Finding the right balance, though, is important to enable students to understand that career options are versatile. Exposing them to different experiences will also impact student retention in creative fields. Mounajjed added, “I would say the gap [between practice and academia] is slowly decreasing and students are better prepared to disrupt the market facing the ever-evolving industry.”
Research culture is critical to the development of the architectural study, particularly in a region such as the Middle East, where we still have a long way to go from building on other people’s research to those who contribute new information. There is a growing belief that the system should create more opportunities for educators to get involved in developments and projects being realised, empowering them to lead research labs that contribute to new forms of knowledge. The retention of knowledge centres is very important for the sustainable development of this ecosystem, although, sometimes it is difficult to manage due to the transient nature of work across the region.
Research and development are fundamentals in the collection of data and the advancement of the practice. And although innovative firms and studios engage in the process, they struggle with funding. Architecture has always been a discipline that is not necessarily associated with research, and culturally, there is a disconnect between the general understanding of the field and the reality of its importance. A positive scenario sees the industry and academia having a more symbiotic relationship, learning from each other to maintain progress and improve frameworks that lead to a greater benefit of the industry in the region.
Both men and women face equal difficulties in the fields of architecture and design as they are undergoing great changes due to globalisation, new technologies and their expansion from traditional practice to new areas and ways of working. At worst, there is an immeasurable pressure that inspires career changes, and at best, it’s a reality that professionals face together. Introducing change is inevitable yet must happen at fundamental levels starting with academia.

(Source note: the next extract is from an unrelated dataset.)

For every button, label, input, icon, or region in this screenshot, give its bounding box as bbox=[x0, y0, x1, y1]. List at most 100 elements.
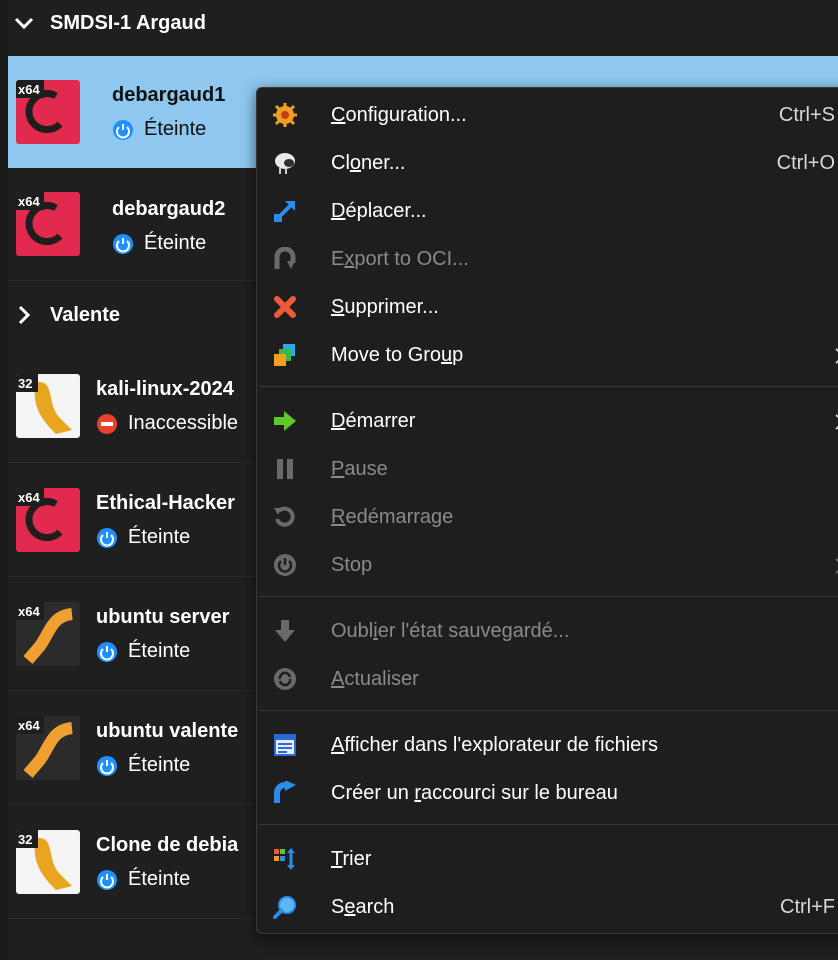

Curiosity and self-development are keys to success in this profession and whether you are a ‘he’ or a ‘she’, a professional or academic, commitment and motivation are likely your drivers. As women slowly brake stereotypical associations, it is within their hands to acquire their dreams.
This article was originally published in the Red Envelope series, as part of the third journal themed ‘Women’. The Red Envelope journals are published by LWK + PARTNERS, and edited by Round City co-founder Rima Alsammarae. They aim to provide knowledge and insight on global urban design for readers interested in architecture, design, development and the built environment.